Looking at the cpal module specifically we noticed a trait is defined for AudioOutputSample that is implemented for the f32, i16 and u16 data types to extend the cross-platform support cpal already provides using these core data types.
Inspecting the CpalAudioOutputImpl struct which is a concrete structure that implements the AudioOutput trait.
struct CpalAudioOutputImpl<T: AudioOutputSample> {
ring_buf_producer: rb::Producer<T>,
sample_buf: SampleBuffer<T>,
stream: cpal::Stream,
resampler: Option<Resampler<T>>,
}
The two elements within the structure we will focus on are the sample buffer and the ring buffer. The cpal::Stream is used to represent the audio output to the device which is out of scope in this case study.
The Ring Buffer
The ring buffer's usage is noteworthy as it offers a FIFO interface to maintain the order of audio samples while consuming them efficiently from both ends of the stream. Within the CpalAudioOutputImpl constructor, a closure is defined. In this closure, the rb::Consumer end of the ring buffer performs a blocking read for audio sample data and writes it to the device output, cpal::Stream.
Let's turn our attention to the write() method. This is where we modify the other end of the ring buffer. Initially, we modify the data containing the samples using the provided method, copy_interleaved_ref(), as illustrated in this example:
// overwrite the sample buffer with the decoded AudioBufferRef
self.sample_buf.copy_interleaved_ref(decoded);
let samples = self.sample_buf.samples();
Once the underlying data within the buffer is written, we write to the ring buffer in a blocking fashion.
// Write all samples to the ring buffer.
while let Some(written) = self.ring_buf_producer.write_blocking(samples) {
samples = &samples[written..];
}
It seems like the allocated size of the ring buffer is the main mechanism that defines the audio/video buffering size. Back pressure will be placed on the blocking writing calls based on the speed at which the data from the ring buffer can be consumed.
Runtime
In the main.rs Rust file, two functions are defined: play() and play_track(). While these two functions have similar signatures, their purposes differ slightly.

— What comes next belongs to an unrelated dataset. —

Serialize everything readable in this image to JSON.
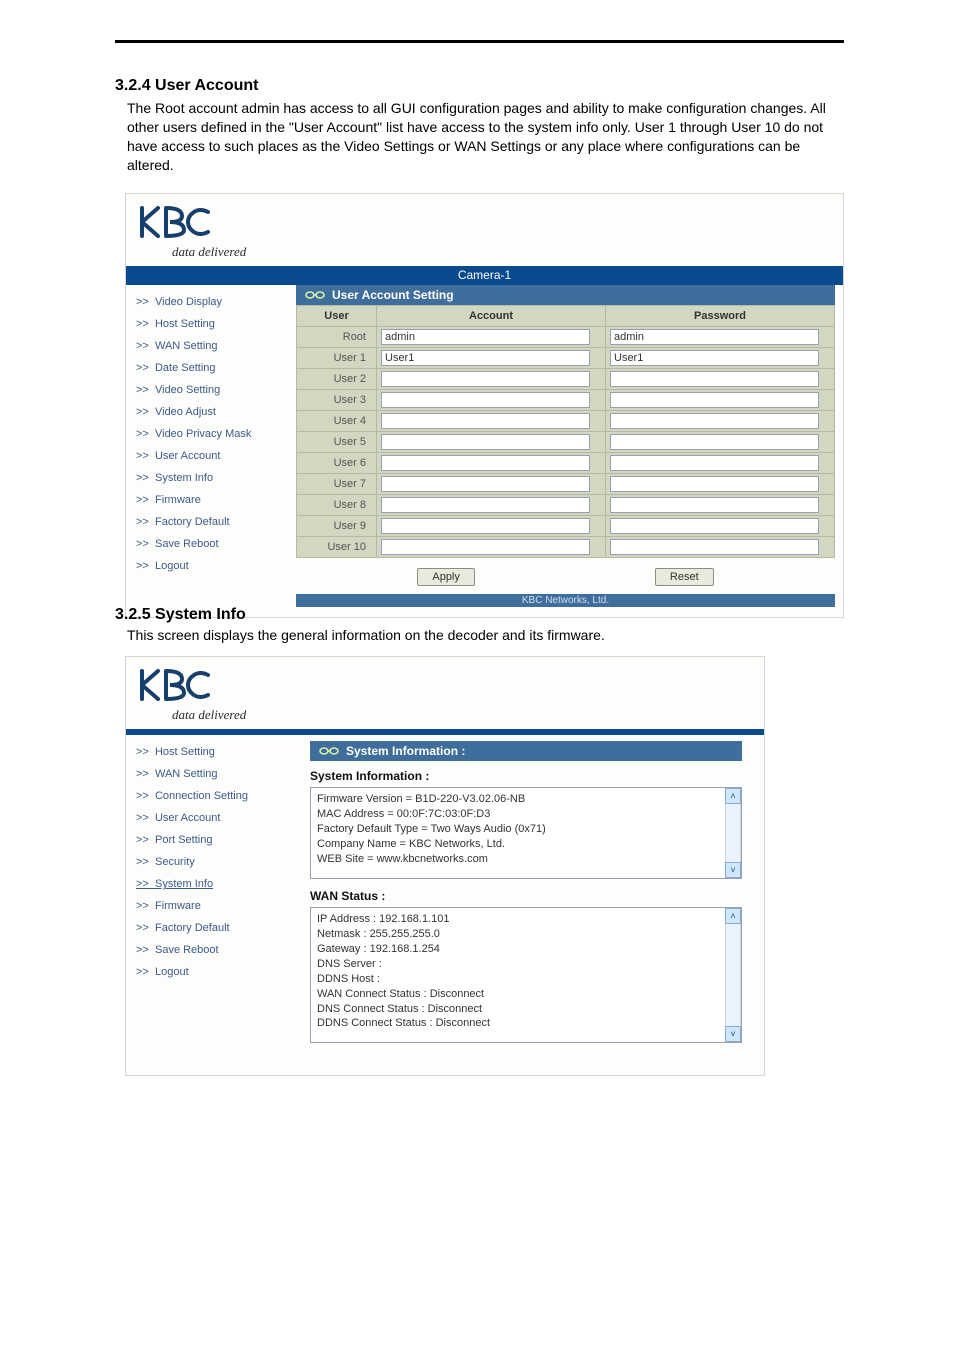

The play_track() function reads from the FormatReader, selects a track with a suitable codec, and decodes the track's packets within a decode loop.

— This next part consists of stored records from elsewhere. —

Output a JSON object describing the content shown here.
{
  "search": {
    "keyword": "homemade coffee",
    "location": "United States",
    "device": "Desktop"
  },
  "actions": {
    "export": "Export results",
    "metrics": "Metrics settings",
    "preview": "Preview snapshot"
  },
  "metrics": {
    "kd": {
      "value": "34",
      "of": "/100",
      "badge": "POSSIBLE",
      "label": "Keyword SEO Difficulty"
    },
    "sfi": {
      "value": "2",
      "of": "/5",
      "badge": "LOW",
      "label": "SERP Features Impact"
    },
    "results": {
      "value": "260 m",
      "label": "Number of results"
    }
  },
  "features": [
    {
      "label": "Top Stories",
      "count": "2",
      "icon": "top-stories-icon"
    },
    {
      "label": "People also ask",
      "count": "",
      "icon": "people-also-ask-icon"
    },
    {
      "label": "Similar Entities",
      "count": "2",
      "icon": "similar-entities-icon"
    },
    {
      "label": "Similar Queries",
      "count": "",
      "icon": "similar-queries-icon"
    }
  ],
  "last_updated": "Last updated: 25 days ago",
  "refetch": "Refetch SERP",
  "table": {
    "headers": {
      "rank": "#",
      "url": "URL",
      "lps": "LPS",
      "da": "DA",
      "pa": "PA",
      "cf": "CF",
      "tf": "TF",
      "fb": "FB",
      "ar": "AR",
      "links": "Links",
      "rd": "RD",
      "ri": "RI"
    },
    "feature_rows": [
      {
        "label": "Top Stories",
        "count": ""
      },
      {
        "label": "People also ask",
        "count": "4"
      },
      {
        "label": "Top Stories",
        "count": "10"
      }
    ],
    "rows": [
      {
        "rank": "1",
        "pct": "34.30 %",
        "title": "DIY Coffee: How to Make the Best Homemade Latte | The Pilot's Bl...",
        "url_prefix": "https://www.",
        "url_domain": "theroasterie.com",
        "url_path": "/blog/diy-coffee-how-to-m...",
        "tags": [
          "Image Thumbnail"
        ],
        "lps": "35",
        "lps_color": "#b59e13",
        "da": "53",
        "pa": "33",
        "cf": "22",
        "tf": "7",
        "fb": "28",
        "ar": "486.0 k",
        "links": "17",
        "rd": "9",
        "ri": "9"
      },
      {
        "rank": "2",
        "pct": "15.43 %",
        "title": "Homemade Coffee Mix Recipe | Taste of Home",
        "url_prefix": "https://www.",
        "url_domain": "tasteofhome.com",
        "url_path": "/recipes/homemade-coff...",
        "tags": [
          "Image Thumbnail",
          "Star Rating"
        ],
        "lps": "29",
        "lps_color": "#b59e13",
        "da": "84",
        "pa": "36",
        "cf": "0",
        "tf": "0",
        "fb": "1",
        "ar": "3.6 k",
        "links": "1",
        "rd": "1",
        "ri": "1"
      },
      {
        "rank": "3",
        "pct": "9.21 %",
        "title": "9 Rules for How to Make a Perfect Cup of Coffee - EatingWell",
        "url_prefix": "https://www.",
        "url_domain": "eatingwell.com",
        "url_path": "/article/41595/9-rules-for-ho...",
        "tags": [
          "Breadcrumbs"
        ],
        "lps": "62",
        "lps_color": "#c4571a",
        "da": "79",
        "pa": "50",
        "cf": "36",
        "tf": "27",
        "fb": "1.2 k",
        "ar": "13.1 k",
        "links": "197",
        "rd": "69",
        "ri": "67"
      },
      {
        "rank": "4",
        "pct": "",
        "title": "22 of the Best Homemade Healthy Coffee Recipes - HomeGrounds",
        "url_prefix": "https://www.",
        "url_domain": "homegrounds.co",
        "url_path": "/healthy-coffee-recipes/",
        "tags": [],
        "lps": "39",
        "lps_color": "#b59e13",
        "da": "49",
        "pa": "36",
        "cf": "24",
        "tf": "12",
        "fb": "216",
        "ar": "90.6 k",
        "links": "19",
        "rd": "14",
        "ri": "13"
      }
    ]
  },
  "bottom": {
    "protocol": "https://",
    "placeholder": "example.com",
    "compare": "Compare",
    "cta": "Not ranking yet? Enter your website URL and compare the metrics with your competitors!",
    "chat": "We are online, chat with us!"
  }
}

// Abbreviated decode loop
// Decode all packets, ignoring all decode errors.
let result = loop {
let packet = match reader.next_packet() {
Ok(packet) => packet,
Err(err) => break Err(err),
};
// If the packet does not belong to the selected track, skip over it.

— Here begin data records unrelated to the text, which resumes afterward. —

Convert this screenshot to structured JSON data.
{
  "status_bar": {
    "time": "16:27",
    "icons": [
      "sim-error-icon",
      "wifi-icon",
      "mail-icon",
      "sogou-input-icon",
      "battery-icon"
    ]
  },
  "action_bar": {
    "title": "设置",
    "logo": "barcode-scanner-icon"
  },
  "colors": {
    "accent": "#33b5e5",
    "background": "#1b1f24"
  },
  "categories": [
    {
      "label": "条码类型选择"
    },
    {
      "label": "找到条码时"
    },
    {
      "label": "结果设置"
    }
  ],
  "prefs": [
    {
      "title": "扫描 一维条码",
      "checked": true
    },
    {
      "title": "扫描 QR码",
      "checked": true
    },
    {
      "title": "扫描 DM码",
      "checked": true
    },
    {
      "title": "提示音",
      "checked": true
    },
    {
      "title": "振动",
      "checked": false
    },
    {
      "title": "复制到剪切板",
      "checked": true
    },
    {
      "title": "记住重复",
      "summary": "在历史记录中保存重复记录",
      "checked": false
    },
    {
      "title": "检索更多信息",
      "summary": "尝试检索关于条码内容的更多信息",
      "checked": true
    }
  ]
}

if packet.track_id() != track_id {
continue;
}
// Decode the packet into audio samples.
match decoder.decode(&packet) {
Ok(_decoded) => continue,
Err(Error::DecodeError(err)) => warn!("decode error: {}", err),
Err(err) => break Err(err),
}
};
The decode loop is expected to terminate with an error. The "happy path" expects an io::Error of a std::io::ErrorKind::UnexpectedEof kind, which signals the end of file (EOF) in the MediaSource. This is a special error case that is handled by disregarding it.
Conclusion
Examining the Symphonia Play binary has given us a deeper understanding of how to build an audio player for our specific needs. Key insights include the functionality of the Symphonia FormatReader, responsible for demuxing and decoding audio media formats, as well as investigating the structure and functions of the decode loop in processing information provided by the FormatReader.